Schematic representation of the self-assembly of discotic amphiphiles: The hydrophobic BTA core (solid circle) directs the self-assembly into a helical architecture; the hydrophobic, chiral amino acid substituents (dashed line) in the second layer determine the handedness and stability of the helix; the peripheral hydrophilic groups introduce an amphiphilic character to the design.

Fig. 2.

Schematic representations of the fluorinated discotic amphiphiles: the BTA core, chiral amino acid (L pentafluorophenylalanine), and aminobenzoate spacer are schematically depicted in green; the peripheral hydrophilic M(III) complexes (depicted in blue) introduce an increasingly pronounced “ionic character” (depicted in red) to the molecular building blocks: overall neutral M(III)-DOTA 1, singly charged M(III)-DTPA-N-MA 2, and doubly charged M(III)-DTPA 3 [for paramagnetic discotics 1a, 2, and 3a M(III) = Gd(III); for diamagnetic discotic 1b and 3b M(III) = Y(III)].

Fig. 3.

SAXS profiles for the fluorinated discotics 1a (A) and 3a (B) in citrate buffer (100 mM, pH 6).

Fig. 4.

Cryo-TEM micrographs for self-assembled discotic amphiphile 1a (0.66 mM) vitrified at 288 K in citrate buffer (100 mM, pH 6); scale bar represents 50 nm.

Fig. 5.

Cryo-TEM micrographs for discotic amphiphile 3a (1 mM) vitrified at 288 K in citrate buffer (100 mM, pH 6); scale bar represents 50 nm.

Fig. 6.

Schematic 3D representation of a stack of 11 monomers of 3a. (Left) Side view of the stack; (Right) top view.

Fig. 7.

Temperature-dependent CD spectra in a 100-mM citrate buffer at pH 6: (A) discotic 1a (5·10^-6 M), (B) discotic 2a (2.5·10^-6 M) and discotic 3a (20·10^-6 M) and the resulting normalized and fitted CD cooling curves monitored at D λ = 282 nm for discotic 1a, (E) λ = 283 nm for discotic 2a, (F) λ = 269 nm for discotic 3a.
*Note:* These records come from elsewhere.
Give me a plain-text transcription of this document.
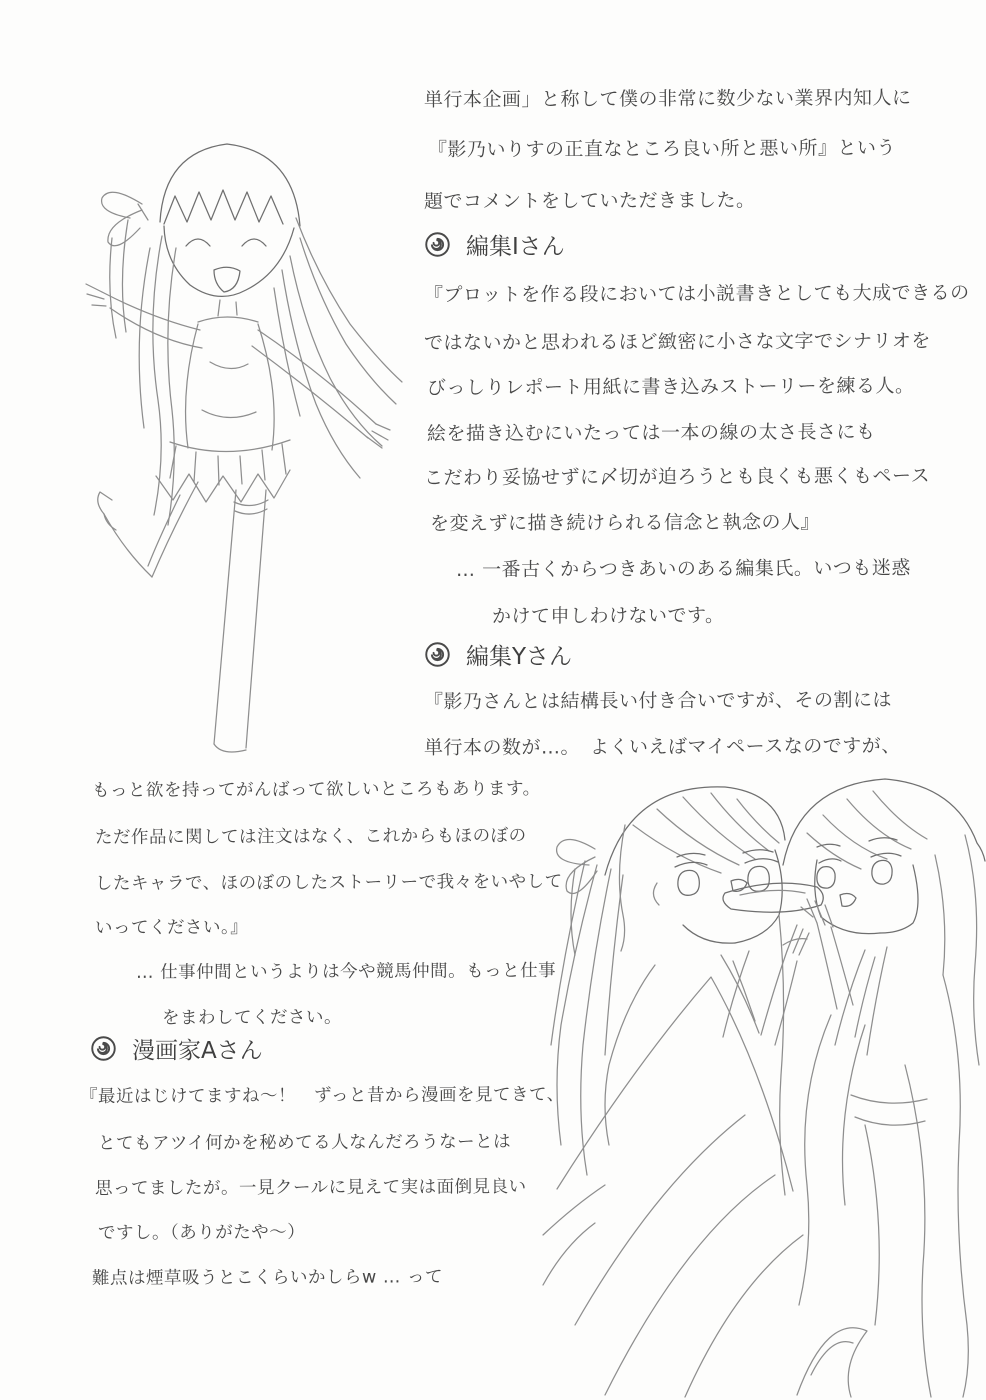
単行本企画」と称して僕の非常に数少ない業界内知人に
『影乃いりすの正直なところ良い所と悪い所』という
題でコメントをしていただきました。
編集Iさん
『プロットを作る段においては小説書きとしても大成できるの
ではないかと思われるほど緻密に小さな文字でシナリオを
びっしりレポート用紙に書き込みストーリーを練る人。
絵を描き込むにいたっては一本の線の太さ長さにも
こだわり妥協せずに〆切が迫ろうとも良くも悪くもペース
を変えずに描き続けられる信念と執念の人』
… 一番古くからつきあいのある編集氏。いつも迷惑
かけて申しわけないです。
編集Yさん
『影乃さんとは結構長い付き合いですが、その割には
単行本の数が…。　よくいえばマイペースなのですが、
もっと欲を持ってがんばって欲しいところもあります。
ただ作品に関しては注文はなく、これからもほのぼの
したキャラで、ほのぼのしたストーリーで我々をいやして
いってください。』
… 仕事仲間というよりは今や競馬仲間。もっと仕事
をまわしてください。
漫画家Aさん
『最近はじけてますね～！　ずっと昔から漫画を見てきて、
とてもアツイ何かを秘めてる人なんだろうなーとは
思ってましたが。一見クールに見えて実は面倒見良い
ですし。（ありがたや～）
難点は煙草吸うとこくらいかしらw … って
The lower three graphs show the normalized data as degree of aggregation Φ_n vs. temperature: 0 refers to the molecular dissolved state and 1 to a fully polymerized system; red lines represent the best fits (37, 54).

Fig. 8.

(A) Temperature-dependent CD spectra in a citrate buffer (100 mM, pH 6) and overall NaCl concentration of 0.5 M, of discotic 3a (7·10^-6 M), and (B) the resulting normalized and fitted CD cooling curves monitored at λ = 276 nm.

Fig. 9.

Cryo-TEM micrographs for discotic amphiphile 3a (1 mM) vitrified at 288 K in citrate buffer (100 mM, pH 6) and overall NaCl concentration of 3 M (Left) and 5 M (Right); scale bar represents 50 nm.